Олег Иваныч мысленно усмехнулся. Это называется — и на елку влезть, и жопу не оцарапать. Грубо — но в самую точку. В смысле международной политики Новгорода. Политику, которую во многом определял архиепископ, сиречь Феофил-владыко, на новом посту сразу же показавший себя политиком умеренным и осторожным до чрезвычайности. И осторожность та не от трусости шла — умел, когда надо, Феофил быть и жестким — от многого знания. Слишком хорошо была ведома Феофилу расстановка политических сил, слишком хорошо знал он возрастающую силу Москвы и не питал никаких иллюзий относительно настроений новгородской черни. И не только черни. Даже купцы, житьи люди, — и те, не стесняясь, открыто критиковали республику. Да полноте — республику ли? Когда власть полностью принадлежит Господе — Ста Золотым поясам — боярам знатным — им, им, и только им, это уже никак не республику напоминает, скорей — олигархию.
Вот и приходилось Феофилу крутиться. Пимена убрал по-быстрому — уж больно сильно Литву возлюбил, да Москву открыто поносил — может, с московского ведома поношенье-то? Даже к московскому митрополиту Филиппу подумывал Феофил поехать, испросить официального благословения, да пока не решался. Сильное к Москве клонение — не слишком ли воду льет на московскую мельницу?
Потому шушукались в кулуарах — Феофил-де владыко не поймешь какой, ни вашим, ни нашим, нерешителен да слаб. Ан не так все было, не так… Времечко наступало лихое, московское, нельзя было по-другому, нельзя. Все сильнее бряцала оружьем Москва, собирала полки на границах. Все сильнее сгущались над свободным Новгородом черные московские тучи. Надежды на Казимира оказались пустыми. Впрочем, не особо-то и надеялись.
Не знали, не гадали, не думали ни Феофил, ни Олег Иваныч, что надежды те внезапно обрели особый смысл в подозрительном мозгу московского князя. И не последнюю роль в том сыграли его тайные слуги — приказной подьячий Матоня и служилый человек Силантий Ржа.

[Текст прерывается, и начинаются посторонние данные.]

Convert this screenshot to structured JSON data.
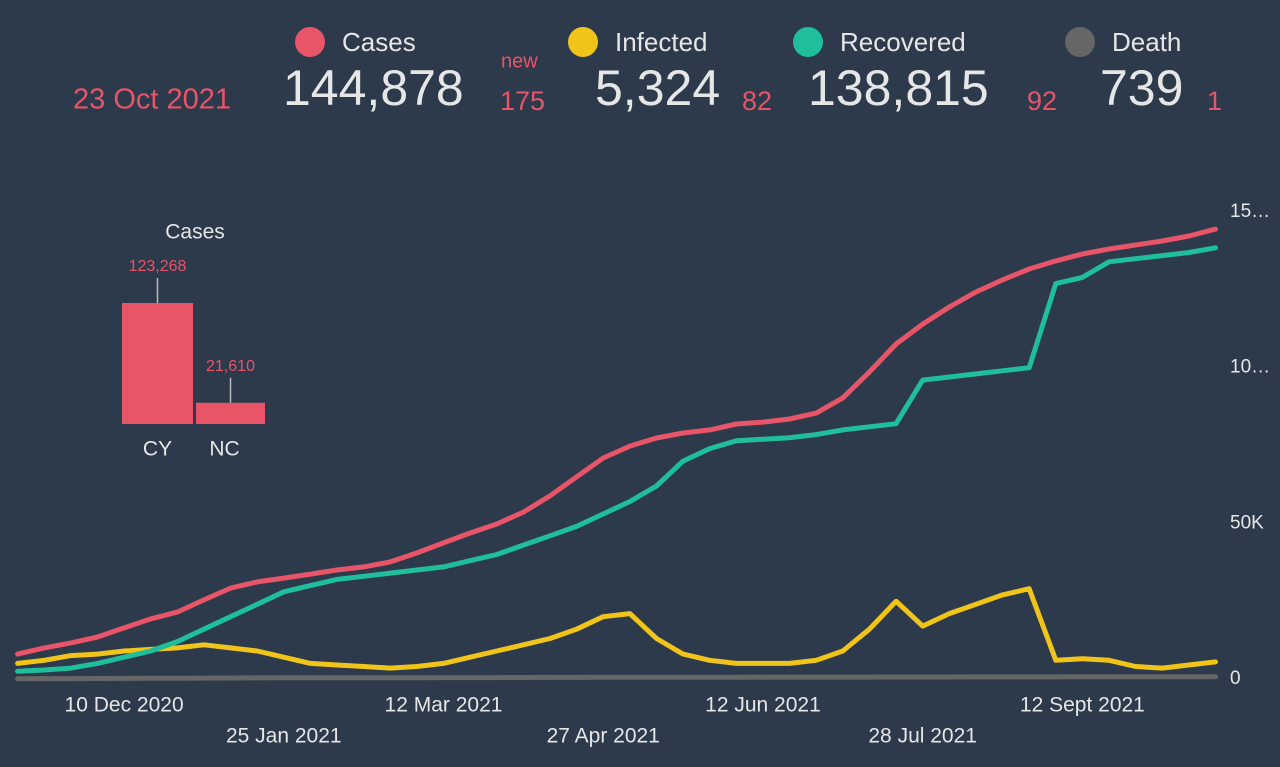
{
  "header": {
    "date": "23 Oct 2021",
    "new_label": "new",
    "stats": [
      {
        "name": "Cases",
        "color": "#e85468",
        "total": "144,878",
        "new": "175"
      },
      {
        "name": "Infected",
        "color": "#f0c419",
        "total": "5,324",
        "new": "82"
      },
      {
        "name": "Recovered",
        "color": "#1fbf9b",
        "total": "138,815",
        "new": "92"
      },
      {
        "name": "Death",
        "color": "#666666",
        "total": "739",
        "new": "1"
      }
    ]
  },
  "chart_data": [
    {
      "type": "line",
      "categories": [
        null,
        null,
        null,
        null,
        "10 Dec 2020",
        null,
        null,
        null,
        null,
        null,
        "25 Jan 2021",
        null,
        null,
        null,
        null,
        null,
        "12 Mar 2021",
        null,
        null,
        null,
        null,
        null,
        "27 Apr 2021",
        null,
        null,
        null,
        null,
        null,
        "12 Jun 2021",
        null,
        null,
        null,
        null,
        null,
        "28 Jul 2021",
        null,
        null,
        null,
        null,
        null,
        "12 Sept 2021",
        null,
        null,
        null,
        null,
        null
      ],
      "series": [
        {
          "name": "Death",
          "color": "#666666",
          "values": [
            100,
            120,
            140,
            170,
            200,
            230,
            260,
            290,
            320,
            350,
            370,
            390,
            400,
            410,
            420,
            430,
            440,
            450,
            460,
            480,
            500,
            520,
            540,
            560,
            570,
            580,
            585,
            590,
            595,
            600,
            605,
            610,
            620,
            630,
            640,
            650,
            660,
            670,
            680,
            690,
            700,
            710,
            720,
            725,
            732,
            739
          ]
        },
        {
          "name": "Infected",
          "color": "#f0c419",
          "values": [
            5000,
            6000,
            7500,
            8000,
            9000,
            9500,
            10000,
            11000,
            10000,
            9000,
            7000,
            5000,
            4500,
            4000,
            3500,
            4000,
            5000,
            7000,
            9000,
            11000,
            13000,
            16000,
            20000,
            21000,
            13000,
            8000,
            6000,
            5000,
            5000,
            5000,
            6000,
            9000,
            16000,
            25000,
            17000,
            21000,
            24000,
            27000,
            29000,
            6000,
            6500,
            6000,
            4000,
            3500,
            4500,
            5500
          ]
        },
        {
          "name": "Recovered",
          "color": "#1fbf9b",
          "values": [
            2500,
            2900,
            3500,
            5000,
            7000,
            9000,
            12000,
            16000,
            20000,
            24000,
            28000,
            30000,
            32000,
            33000,
            34000,
            35000,
            36000,
            38000,
            40000,
            43000,
            46000,
            49000,
            53000,
            57000,
            62000,
            70000,
            74000,
            76500,
            77000,
            77500,
            78500,
            80000,
            81000,
            82000,
            96000,
            97000,
            98000,
            99000,
            100000,
            127000,
            129000,
            134000,
            135000,
            136000,
            137000,
            138500
          ]
        },
        {
          "name": "Cases",
          "color": "#e85468",
          "values": [
            8000,
            10000,
            11600,
            13500,
            16400,
            19300,
            21500,
            25400,
            29200,
            31200,
            32400,
            33700,
            35000,
            36000,
            37600,
            40500,
            43700,
            46900,
            49800,
            53600,
            58800,
            64900,
            71000,
            74800,
            77400,
            79000,
            80000,
            81900,
            82500,
            83500,
            85400,
            90300,
            98600,
            107600,
            114000,
            119500,
            124300,
            128200,
            131700,
            134300,
            136500,
            138100,
            139400,
            140700,
            142300,
            144500
          ]
        }
      ],
      "ylim": [
        0,
        150000
      ],
      "yticks": [
        {
          "value": 150000,
          "label": "15…"
        },
        {
          "value": 100000,
          "label": "10…"
        },
        {
          "value": 50000,
          "label": "50K"
        },
        0
      ]
    },
    {
      "type": "bar",
      "title": "Cases",
      "categories": [
        "CY",
        "NC"
      ],
      "values": [
        123268,
        21610
      ],
      "value_labels": [
        "123,268",
        "21,610"
      ],
      "color": "#e85468"
    }
  ]
}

Сам факт переговоров возбудил лютую злобу в жестоком сердце Ивана, сам факт… ему и было достаточно факта… А уж сложилось там что или нет — то бог с ними.
Холодало в Новгороде, холодало. Выпав, уже не таял снег, вот-вот должен был покрыться льдом Волхов. Словно предчувствуя это, река глухо ворчала, злобно разнося в клочья намерзающий за ночь припой. Федоровский ручей за одну, особенно морозную, ночь покрылся первым льдом, зеленоватым и тонким. Темнело рано, уже к вечерне ездили с факелами, так же как, впрочем, и к заутрене. Жизнь замирала темными вечерами — лишь кое-где в окнах теплился дрожащий свет свечей. Улицы — сплошь темные, в черных силуэтах оград — казалось, должны были бы привлекать разбойный люд вечерами, однако не привлекали — некого было имать, законопослушные граждане сидели по домам, а кто по корчмам шлялся — так что с пропойцы возьмешь, окромя креста нательного да души христианской.